L’artiste musicien et compositeur, Mohamed Azaya a accordé cette semaine une interview exclusive notre site ‘’ www.justinmorel.info’’ au cours de laquelle, il s’est largement prononcé sur sa carrière musicale, ses relation avec tant d’autres artistes guinéens et enfin, sur son dernier album titré ‘’Difangniya’’. Lisez !

Justinmorel.info : Aujourd’hui, vous êtes devenu un célèbre artiste sur le plan national et  international. Dites-nous comment, vous êtes là ?

Azaya : J’ai commencé la musique à Kankan, chez mes grands-parents vers les années  2000. Franchement pour être clair, je m’en vais vous dire ce que j’ai été d’abord. J’ai commencé musicien d’abord.  Avant j’étais basiste et choriste du groupe qu’on appelait les ‘’Les requins de balakala’’. Et de là, je me suis venu m’installer à Conakry  en 2005, pour des raisons d’études universitaires. Après l’obtention de  mon diplôme en droit des affaires, j’ai décidé de sortir mon premier album qui d’ailleurs, m’a propulsé dans le milieu musical guinéen et ailleurs.

JMI : Avez pas eu dans votre petite carrière des malentendus avec d’autres artistes et pourquoi ?

Azaya : Moi personnellement, je n’ai pas eu de problèmes avec des artiste,s parce que je suis issu d’une grande famille de griots. Je sais comprendre les gens, negocier, respecter… Nous sommes nés dans la musique. On nous a appris la sagesse en milieu artistique. Parce qu,avec toutes les personnes que je rencontre, je reste courtois. Côté éducation, je suis apprécié par beaucoup de personnes.

J’ai toujours été chef d’orchestre dans tous les groupes où je suis passé. Donc aujourd’hui, c’est vrai quand on est célèbre, il y’a toujours des petits  problèmes auxquels on est souvent confronté. Et, ça passe. C’est normal, c’est humain… .

JMI : Mais aujourd’hui nous remarquons  que vous chantez plus dans plusieurs langues nationales. Quelles en sont les raisons ?

Azaya : C’est la première  fois qu’on me pose cette question. Je chante beaucoup en soussou parce que la langue soussou est très maniable dans le domaine musical, c’est la seule raison. En plus de cela,  c’est la langue de la capitale partout dans le monde ça se passe comme ça. La langue de la capitale est la langue dans laquelle les artistes s’expriment. Mais je chante aussi en pular, en français et même en anglais…

JMI : Parlez- nous un peu de votre dernier album ?

Azaya : Mon dernier album dont la sortie est prévue pour le 20 avril au 22 avril prochain, s’appelle ‘’Difangnifan’’,   cela veut dire ‘’Enfant, c’est le bien-être’’.

JMI : Pourquoi ce titre ?

Azaya : Difangnifa,. c’est le premier extrait de l’album qu’on a présenté au grand public, et je crois que le clip a été un grand succès et,  on a préféré appeler l’album le ’’bien-être’’ dans la mesure où le sens de la chanson est très intéressant, et du fait que ça parle de tout le monde et du quotidien.
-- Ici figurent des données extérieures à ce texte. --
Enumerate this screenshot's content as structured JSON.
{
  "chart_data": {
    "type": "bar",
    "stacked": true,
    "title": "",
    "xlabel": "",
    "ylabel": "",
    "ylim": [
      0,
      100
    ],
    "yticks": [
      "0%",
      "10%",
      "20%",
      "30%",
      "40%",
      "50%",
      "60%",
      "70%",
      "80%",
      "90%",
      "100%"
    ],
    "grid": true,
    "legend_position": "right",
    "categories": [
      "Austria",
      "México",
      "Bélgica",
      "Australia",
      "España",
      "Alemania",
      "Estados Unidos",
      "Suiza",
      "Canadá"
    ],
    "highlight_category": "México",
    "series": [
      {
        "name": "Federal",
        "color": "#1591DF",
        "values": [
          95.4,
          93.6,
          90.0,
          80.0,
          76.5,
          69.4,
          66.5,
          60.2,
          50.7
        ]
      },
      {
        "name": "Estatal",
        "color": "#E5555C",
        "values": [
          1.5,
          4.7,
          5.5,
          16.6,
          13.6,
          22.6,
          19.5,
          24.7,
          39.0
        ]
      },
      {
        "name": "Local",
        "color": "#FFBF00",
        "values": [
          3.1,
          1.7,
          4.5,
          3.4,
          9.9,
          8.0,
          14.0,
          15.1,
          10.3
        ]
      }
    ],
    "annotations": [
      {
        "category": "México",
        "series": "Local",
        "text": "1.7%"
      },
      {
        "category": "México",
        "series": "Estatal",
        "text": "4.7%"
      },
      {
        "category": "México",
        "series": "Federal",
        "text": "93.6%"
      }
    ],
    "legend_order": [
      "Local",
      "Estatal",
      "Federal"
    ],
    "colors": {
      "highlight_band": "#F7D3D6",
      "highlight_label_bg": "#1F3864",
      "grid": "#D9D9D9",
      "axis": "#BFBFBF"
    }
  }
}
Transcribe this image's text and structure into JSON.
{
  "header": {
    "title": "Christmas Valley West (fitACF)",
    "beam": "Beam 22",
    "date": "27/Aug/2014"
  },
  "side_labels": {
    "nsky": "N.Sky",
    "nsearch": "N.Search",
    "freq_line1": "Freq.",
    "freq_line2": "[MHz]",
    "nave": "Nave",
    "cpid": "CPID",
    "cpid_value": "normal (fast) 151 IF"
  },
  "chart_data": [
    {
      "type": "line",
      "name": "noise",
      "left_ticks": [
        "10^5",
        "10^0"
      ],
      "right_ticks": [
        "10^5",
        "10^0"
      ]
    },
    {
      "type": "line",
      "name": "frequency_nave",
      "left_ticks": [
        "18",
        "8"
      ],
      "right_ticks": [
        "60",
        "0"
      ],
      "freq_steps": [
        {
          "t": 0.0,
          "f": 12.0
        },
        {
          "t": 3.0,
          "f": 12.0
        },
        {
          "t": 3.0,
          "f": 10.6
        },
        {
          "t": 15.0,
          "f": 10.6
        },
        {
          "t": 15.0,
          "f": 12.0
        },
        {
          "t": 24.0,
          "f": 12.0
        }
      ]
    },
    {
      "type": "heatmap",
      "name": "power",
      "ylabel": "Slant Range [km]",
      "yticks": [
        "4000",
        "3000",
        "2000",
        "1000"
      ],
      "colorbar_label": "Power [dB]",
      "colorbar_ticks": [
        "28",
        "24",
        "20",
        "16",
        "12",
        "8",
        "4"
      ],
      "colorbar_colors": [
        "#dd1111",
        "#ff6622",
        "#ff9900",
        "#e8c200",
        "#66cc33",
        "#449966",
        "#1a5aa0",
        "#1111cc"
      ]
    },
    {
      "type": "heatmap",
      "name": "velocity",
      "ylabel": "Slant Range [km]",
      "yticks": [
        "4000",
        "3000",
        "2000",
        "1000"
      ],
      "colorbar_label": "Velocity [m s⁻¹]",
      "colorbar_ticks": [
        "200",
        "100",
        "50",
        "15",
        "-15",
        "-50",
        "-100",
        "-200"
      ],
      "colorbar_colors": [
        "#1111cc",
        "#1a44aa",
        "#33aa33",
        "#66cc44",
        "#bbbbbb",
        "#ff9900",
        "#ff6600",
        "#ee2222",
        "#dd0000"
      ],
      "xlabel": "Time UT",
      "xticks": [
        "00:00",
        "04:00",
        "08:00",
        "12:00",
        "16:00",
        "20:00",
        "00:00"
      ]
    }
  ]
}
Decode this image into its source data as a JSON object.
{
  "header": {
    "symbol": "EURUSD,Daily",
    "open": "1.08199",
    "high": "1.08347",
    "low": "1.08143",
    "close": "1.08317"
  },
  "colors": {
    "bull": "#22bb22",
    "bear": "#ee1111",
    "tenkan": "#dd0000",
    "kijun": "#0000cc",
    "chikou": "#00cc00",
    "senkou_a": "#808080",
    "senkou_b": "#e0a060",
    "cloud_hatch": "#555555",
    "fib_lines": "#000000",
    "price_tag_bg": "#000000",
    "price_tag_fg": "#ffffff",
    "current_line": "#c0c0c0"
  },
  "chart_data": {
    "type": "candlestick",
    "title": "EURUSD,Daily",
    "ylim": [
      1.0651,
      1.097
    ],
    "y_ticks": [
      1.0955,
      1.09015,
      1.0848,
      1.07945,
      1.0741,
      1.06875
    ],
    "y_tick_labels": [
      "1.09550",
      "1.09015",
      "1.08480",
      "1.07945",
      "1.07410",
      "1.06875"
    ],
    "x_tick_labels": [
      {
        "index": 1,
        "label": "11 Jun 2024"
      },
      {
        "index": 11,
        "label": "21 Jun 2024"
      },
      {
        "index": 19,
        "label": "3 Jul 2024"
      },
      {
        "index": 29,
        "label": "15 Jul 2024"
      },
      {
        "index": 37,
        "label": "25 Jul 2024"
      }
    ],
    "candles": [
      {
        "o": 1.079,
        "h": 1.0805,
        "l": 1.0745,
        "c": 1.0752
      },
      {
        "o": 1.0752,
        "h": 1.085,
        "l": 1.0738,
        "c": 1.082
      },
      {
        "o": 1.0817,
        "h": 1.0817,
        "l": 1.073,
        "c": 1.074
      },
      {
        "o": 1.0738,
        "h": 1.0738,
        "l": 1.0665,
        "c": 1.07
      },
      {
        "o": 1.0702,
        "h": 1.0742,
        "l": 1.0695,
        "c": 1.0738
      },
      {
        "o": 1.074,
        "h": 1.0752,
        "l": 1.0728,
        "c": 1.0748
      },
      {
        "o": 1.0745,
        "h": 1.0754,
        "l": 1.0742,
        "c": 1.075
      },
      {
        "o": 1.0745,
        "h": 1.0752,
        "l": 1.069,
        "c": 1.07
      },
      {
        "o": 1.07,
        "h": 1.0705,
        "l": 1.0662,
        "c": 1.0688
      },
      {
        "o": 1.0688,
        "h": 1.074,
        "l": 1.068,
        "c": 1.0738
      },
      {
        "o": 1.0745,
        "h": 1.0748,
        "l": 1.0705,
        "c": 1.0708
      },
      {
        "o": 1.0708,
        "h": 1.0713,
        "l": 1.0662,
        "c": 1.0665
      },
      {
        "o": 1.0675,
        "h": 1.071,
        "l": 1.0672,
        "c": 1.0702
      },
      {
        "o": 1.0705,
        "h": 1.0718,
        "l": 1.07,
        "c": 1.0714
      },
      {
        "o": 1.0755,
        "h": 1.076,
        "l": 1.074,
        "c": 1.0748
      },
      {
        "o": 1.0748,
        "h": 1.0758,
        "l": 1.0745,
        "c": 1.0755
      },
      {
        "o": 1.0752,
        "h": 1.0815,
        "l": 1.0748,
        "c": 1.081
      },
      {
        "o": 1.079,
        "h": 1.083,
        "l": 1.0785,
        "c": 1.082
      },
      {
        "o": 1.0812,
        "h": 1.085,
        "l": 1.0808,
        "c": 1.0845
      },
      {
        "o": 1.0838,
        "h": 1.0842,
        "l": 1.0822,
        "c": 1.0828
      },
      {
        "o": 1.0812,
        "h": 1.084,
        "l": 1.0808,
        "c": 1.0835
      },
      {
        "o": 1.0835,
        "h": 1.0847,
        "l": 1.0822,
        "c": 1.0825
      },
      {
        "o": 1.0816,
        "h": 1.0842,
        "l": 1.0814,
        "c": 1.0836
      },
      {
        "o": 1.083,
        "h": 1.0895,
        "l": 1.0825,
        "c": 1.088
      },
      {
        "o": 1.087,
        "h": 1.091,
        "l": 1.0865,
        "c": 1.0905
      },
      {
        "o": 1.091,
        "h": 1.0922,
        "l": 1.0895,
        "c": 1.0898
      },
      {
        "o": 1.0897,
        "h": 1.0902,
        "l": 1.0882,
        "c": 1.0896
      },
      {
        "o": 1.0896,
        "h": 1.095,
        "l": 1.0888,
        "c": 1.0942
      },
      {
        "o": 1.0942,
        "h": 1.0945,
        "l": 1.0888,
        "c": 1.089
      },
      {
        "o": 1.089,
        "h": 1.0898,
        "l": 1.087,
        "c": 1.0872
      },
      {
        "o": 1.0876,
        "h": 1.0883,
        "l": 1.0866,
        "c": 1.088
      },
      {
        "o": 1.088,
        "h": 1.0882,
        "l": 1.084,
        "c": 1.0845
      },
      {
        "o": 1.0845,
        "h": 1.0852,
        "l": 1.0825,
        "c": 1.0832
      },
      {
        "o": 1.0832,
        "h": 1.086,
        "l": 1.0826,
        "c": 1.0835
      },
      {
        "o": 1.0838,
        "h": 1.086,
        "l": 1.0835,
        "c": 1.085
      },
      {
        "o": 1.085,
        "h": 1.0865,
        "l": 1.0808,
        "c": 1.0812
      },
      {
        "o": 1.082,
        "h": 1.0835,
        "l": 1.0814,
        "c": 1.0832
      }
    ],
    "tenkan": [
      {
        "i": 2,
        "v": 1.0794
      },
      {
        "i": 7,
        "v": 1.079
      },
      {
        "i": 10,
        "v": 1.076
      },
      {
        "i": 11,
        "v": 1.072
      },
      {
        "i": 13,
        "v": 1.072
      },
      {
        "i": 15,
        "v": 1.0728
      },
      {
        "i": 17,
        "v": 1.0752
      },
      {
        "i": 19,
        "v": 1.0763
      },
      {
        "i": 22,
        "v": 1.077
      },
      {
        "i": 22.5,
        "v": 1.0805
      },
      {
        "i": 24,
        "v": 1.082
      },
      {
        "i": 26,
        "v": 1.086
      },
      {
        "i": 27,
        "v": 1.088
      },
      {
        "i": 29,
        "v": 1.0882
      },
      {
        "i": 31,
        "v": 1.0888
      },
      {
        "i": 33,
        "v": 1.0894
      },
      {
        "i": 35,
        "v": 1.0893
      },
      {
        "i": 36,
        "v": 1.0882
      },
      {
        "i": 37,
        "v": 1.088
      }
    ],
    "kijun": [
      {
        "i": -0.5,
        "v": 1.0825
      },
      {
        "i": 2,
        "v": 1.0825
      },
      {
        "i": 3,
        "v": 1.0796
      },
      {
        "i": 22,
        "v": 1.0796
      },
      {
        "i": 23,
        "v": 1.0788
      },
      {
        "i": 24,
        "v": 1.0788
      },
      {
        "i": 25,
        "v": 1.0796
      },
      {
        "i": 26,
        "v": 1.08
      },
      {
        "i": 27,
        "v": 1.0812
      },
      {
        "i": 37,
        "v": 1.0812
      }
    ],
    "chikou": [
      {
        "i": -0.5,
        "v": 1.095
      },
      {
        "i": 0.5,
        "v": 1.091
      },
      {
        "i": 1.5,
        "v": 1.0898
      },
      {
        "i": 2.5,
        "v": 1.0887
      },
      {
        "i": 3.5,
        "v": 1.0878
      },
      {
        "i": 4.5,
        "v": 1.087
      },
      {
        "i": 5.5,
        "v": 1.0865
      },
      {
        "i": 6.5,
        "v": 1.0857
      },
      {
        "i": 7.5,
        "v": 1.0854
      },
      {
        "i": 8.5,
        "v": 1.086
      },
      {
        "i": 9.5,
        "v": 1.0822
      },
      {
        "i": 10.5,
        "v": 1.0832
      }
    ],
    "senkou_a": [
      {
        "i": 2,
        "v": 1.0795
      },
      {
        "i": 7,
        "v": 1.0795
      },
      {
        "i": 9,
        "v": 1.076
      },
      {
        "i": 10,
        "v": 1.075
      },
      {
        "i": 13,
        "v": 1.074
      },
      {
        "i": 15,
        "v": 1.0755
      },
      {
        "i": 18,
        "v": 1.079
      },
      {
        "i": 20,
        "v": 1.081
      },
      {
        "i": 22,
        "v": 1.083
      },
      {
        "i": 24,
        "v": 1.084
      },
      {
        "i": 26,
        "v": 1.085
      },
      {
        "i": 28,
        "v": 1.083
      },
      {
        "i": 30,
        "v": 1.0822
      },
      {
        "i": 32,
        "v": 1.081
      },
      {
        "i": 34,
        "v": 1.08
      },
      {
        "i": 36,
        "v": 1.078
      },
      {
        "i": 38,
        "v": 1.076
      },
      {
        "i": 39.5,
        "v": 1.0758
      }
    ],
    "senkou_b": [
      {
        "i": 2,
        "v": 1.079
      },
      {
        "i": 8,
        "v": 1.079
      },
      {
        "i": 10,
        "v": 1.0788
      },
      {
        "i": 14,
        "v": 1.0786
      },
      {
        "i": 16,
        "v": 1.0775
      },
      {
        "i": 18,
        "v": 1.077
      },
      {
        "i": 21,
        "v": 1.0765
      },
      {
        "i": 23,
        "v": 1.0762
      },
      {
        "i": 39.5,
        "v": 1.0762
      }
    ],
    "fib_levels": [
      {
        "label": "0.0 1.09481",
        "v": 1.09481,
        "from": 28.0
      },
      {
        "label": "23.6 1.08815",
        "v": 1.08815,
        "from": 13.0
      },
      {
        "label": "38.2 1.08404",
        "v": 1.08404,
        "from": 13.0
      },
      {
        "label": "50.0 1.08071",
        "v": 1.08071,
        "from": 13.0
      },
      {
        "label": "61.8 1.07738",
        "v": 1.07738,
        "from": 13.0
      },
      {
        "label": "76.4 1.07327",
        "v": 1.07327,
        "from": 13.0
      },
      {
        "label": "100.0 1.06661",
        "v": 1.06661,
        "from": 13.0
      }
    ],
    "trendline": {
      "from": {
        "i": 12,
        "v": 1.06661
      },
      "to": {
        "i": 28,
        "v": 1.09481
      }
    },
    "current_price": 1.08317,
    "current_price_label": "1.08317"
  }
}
En ce sens, les gens  se sentent  concernés par les messages dégagés par l’album qui d’ailleurs est en audio et  en vidéo.

JMJ : Et que dire pour nous quitter ?…

Azaya : Résultat de recherche d'images pour "azaya 2017"Je remercie sincèrement votre site Justinmorel.info, c’est un grand plaisir pour moi d’apparaitre sur votre site. J’invite tous les fans à venir massivement  le 20 avril à l’Hôtel Palm Camayenne et le 22 au Palais du peuple  pour ‘’kiffer’’ les sons musicaux de ce double album qui est très riche et varié et, il va y avoir beaucoup de surprises dans ce tube. Je pense que le public  va l’adorer.